From the Third Party

Both Event Viewer and the event logging service is often the object of scorn and ridicule. Administrators puzzled and panicked by abnormal system behavior are often frustrated by cryptic event logging messages that neither tell exactly what the problem is nor what a possible solution may be, or what’s worse: an impaired system with no mention of any problems appearing in the event logs at all.

However, you can’t blame Event Viewer. Would you criticize Microsoft Word just because you were using it to view a document whose contents were sparse or unhelpful? Word didn’t create the contents of the document; it’s just displaying the information that the document contains.
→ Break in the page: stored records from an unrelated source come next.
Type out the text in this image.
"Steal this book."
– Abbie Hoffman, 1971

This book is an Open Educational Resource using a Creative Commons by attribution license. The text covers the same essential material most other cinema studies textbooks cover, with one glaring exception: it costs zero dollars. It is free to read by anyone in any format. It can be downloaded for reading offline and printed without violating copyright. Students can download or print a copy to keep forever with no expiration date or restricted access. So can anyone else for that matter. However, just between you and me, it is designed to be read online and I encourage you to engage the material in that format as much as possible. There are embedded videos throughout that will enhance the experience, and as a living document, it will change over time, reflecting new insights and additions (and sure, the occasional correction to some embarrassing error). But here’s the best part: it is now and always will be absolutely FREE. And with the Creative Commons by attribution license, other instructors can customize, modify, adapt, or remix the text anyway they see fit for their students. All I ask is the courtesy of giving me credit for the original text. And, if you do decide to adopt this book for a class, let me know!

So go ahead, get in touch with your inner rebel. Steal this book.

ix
The same is true for Event Viewer; it only displays the information that other processes have reported to the event logs.

Many system administrators feel that the NT event logging service falls far short of the features they really need to monitor and troubleshoot both stand-alone NT workstations and a network filled with NT hosts. That’s led third-party companies to pick up the slack by creating utilities to augment the capabilities of NT’s event logging service—or replace it entirely.